Despite the innovative way of operation at Longquan Monastery, people worry that this technological approach might actually muddle the teaching of Buddhism. Others hold the view that these technological innovations may only serve as an advertising purpose for the temple in order to build a large following since the major income of temples in China is from donations. Since the temple attracted many technological minds, there are also people who visited the temple, not so much for the learning of Buddhism but rather for the network within the entrepreneur community. However, Master Xuecheng believes in a computer-driven world, it is no longer realistic for people to attend daily lectures at the temple, which makes digitalization the key of communicating Dharma.
(Lunch with food from organic farm – Source: chinascenic.com)
Even though these are concerns about the digitalization, we can see the approach that Longquan Monastery adopted help attract more people to learn about the preaching of Buddhism. There are potentially challenges ahead regarding how much technology is too much in a religious setting, but this is definitely a good start from the temple’s perspective to reach a broader audience.
Hernández, Javier. “China’S Tech-Savvy, Burned-Out And Spiritually Adrift, Turn To Buddhism”. Nytimes.com. N.p., 2016. Web. 18 Nov. 2016.
“Magazine | China Scenic”. Chinascenic.com. N.p., 2016. Web. 18 Nov. 2016.
“Robot Monk Blends Science And Buddhism At Chinese Temple”. Reuters. N.p., 2016. Web. 18 Nov. 2016.
“Voice Of Longquan”. Eng.longquanzs.org. N.p., 2016. Web. 18 Nov. 2016.
“Buddhist Robo-Monk Mixes Religion And Technology”. Fox News. N.p., 2016. Web. 18 Nov. 2016.
Student comments on Blending of Science and Buddhism at Chinese Temple
Thanks for the highly interesting post! I would have never thought of Buddhist monasteries as centers of modernity and technology but Longquan has certainly done it. I’m most impressed by their ability to fund all this innovation–I imagine implementing all this technology has been expensive. Have they had to improve their donation solicitation strategy as well–perhaps with more online donations or targeting the wealthy in the technology industry? On the other end of the P&L, have they had to cut back the typical charitable work that monasteries do in order to fund the technological development of the monastery itself?
In the long run I’m curious if there is enough of a market to digitize additional monasteries–there may be a bit of a first-mover advantage in that the first technologically advanced monastery gets a disproportionate amount of mindshare and donation dollars, raising the bar for subsequent followers.
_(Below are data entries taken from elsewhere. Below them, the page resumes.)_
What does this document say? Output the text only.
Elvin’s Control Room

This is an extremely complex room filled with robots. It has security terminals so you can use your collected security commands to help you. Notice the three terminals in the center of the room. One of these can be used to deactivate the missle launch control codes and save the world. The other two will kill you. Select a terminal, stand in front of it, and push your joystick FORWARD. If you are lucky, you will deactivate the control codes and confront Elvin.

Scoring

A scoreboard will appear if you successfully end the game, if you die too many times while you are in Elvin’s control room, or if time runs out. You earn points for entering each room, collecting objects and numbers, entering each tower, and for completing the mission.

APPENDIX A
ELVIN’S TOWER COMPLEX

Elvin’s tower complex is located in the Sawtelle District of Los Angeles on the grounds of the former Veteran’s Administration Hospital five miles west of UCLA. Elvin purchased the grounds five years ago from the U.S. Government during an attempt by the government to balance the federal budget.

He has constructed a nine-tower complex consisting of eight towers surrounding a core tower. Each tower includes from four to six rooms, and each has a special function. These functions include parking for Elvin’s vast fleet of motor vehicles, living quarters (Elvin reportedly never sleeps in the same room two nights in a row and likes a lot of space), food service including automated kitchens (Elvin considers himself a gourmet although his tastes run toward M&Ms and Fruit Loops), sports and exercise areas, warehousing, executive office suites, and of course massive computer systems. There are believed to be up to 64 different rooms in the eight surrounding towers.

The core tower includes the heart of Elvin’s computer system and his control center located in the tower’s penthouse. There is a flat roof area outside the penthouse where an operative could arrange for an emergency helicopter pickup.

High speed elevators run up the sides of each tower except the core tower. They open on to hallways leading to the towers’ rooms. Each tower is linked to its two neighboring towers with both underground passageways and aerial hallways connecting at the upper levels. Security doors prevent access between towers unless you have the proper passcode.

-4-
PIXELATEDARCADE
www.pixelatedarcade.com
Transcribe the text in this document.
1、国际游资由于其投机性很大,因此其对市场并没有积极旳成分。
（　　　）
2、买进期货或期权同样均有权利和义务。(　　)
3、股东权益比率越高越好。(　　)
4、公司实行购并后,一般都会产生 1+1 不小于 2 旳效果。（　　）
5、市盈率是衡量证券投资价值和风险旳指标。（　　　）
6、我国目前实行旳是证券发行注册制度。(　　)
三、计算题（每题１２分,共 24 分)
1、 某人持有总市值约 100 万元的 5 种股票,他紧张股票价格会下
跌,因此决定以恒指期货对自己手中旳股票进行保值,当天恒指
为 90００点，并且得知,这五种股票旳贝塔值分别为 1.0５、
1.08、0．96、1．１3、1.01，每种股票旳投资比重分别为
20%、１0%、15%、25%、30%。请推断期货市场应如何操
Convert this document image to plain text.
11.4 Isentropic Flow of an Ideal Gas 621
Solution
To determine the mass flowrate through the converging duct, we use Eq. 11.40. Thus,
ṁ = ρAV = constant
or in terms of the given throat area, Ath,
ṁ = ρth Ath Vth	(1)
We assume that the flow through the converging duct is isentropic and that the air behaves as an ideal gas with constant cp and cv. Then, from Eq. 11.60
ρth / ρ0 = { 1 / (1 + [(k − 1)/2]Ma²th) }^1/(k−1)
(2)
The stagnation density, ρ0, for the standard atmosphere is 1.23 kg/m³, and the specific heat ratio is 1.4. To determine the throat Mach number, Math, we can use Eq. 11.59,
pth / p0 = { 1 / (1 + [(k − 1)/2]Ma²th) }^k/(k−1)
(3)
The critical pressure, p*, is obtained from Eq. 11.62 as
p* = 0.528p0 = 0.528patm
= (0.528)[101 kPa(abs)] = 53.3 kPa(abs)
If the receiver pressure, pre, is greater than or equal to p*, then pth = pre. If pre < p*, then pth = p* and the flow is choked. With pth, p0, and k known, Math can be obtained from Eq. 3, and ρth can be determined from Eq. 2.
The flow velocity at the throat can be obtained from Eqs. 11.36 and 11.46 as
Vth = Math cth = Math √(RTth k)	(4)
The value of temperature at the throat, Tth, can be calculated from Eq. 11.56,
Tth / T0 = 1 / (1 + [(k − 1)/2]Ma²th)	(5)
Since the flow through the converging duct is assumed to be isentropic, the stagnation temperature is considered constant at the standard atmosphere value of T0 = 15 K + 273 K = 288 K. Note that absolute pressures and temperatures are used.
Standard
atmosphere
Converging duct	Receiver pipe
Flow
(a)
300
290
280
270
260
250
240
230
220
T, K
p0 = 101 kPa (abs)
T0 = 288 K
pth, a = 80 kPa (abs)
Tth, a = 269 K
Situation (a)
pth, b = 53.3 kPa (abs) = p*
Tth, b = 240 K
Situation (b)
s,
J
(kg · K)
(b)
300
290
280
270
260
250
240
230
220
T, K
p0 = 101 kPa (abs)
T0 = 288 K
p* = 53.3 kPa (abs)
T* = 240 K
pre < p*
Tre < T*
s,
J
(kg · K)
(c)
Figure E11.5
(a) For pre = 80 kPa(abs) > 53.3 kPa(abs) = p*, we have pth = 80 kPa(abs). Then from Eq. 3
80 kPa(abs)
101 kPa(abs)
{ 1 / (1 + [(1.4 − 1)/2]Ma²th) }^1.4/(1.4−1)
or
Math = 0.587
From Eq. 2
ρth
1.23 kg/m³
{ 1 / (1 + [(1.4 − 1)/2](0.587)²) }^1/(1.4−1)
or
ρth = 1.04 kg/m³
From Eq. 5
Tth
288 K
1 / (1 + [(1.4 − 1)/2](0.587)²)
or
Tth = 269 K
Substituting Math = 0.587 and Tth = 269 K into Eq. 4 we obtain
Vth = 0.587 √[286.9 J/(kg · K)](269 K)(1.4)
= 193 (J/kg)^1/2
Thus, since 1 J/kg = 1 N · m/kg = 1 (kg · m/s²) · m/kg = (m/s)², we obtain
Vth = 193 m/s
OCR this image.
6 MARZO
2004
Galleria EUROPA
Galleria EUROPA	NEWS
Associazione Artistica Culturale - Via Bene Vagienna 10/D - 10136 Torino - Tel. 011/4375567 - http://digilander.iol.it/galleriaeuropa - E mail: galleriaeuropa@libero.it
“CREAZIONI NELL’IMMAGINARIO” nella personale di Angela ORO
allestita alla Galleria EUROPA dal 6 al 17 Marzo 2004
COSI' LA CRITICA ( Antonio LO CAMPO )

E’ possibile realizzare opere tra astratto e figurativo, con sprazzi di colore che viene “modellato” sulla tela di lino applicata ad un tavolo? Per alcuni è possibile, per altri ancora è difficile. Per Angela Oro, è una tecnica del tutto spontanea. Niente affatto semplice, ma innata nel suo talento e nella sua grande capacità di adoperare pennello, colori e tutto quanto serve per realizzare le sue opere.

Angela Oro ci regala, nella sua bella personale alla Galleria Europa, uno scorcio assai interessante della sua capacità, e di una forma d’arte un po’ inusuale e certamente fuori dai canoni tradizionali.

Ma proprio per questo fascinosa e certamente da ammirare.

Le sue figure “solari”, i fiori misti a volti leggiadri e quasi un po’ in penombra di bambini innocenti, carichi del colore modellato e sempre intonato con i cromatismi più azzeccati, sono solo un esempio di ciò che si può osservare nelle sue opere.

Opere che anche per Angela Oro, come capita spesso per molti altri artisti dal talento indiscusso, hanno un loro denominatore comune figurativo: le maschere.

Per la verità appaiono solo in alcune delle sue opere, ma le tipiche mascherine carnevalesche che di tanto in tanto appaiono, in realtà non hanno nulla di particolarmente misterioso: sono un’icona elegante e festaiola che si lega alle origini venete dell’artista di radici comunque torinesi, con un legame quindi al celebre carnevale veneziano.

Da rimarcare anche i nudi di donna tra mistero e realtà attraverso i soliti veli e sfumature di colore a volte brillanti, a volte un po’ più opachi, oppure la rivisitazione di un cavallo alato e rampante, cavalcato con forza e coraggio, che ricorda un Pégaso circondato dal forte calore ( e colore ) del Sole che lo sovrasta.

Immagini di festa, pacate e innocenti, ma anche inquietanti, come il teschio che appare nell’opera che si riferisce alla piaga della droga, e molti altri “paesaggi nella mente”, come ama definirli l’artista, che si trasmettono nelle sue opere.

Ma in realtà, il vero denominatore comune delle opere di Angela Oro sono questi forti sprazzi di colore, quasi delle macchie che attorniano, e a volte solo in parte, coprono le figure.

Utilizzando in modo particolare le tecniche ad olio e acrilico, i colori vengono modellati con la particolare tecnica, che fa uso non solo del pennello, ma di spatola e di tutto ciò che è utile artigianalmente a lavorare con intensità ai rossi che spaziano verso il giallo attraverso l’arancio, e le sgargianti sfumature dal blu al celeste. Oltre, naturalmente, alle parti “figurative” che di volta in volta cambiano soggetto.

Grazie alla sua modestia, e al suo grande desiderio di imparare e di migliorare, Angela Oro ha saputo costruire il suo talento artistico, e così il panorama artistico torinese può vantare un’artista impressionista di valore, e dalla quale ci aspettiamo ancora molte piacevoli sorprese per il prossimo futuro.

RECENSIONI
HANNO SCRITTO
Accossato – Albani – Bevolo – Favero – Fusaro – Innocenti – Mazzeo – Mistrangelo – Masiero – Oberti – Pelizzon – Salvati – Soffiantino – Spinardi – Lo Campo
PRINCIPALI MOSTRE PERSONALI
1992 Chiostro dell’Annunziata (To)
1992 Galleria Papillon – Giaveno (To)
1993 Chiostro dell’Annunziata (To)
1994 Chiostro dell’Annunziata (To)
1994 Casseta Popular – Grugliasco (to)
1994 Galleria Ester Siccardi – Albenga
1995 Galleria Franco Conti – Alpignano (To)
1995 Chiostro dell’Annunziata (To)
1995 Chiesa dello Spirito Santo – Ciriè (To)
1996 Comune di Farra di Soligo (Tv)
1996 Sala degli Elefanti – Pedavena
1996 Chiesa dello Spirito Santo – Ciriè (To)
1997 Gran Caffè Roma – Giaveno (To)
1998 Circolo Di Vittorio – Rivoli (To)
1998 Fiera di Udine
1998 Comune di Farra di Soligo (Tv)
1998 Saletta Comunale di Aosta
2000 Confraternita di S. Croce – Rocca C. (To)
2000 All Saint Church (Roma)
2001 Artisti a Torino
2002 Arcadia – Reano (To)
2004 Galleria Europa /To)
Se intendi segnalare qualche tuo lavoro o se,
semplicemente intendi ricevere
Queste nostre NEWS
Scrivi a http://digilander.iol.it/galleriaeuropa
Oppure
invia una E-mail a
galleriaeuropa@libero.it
This is something about which I had absolutely no idea, so thank you for the eye-opening post. The mix of modern technology and Buddhist monks is completely incongruous to my mind, but Longquan seems to be making it work. I must imagine, though, that there has been pushback from the wider Buddhist community, something you allude to at the end of your post. Have there been any open rebukes against the temple from the wider community, or is it mostly rumblings and questions? It can become easy to question their motives as they serve as a networking hub and place of spiritual discovery at the same time, and I’ll be curious to see how the monks at Longquan strike that delicate balance going forward.
I actually question why there would be strong push-back to incorporating technologically advanced elements into religious life. Historically monks were knowledge keepers and forward thinkers (think Mendel’s peas). Given that religions were also historically centers of power, based upon followership, it makes sense that in China’s new social media universe Budhism would recruit in a technology forward manner. Perhaps Longquan will be a point of entry for a younger followership, while more traditional practices remain in more rural areas of the country.
Really interesting post, thanks! I would be curious to learn about the nature (socioeconomic, age, etc.) of those whom Longquan Monastery has been attracting through technological outreach. I wonder how the Longquan Monastery community perceives these demographic shifts in terms of community impact.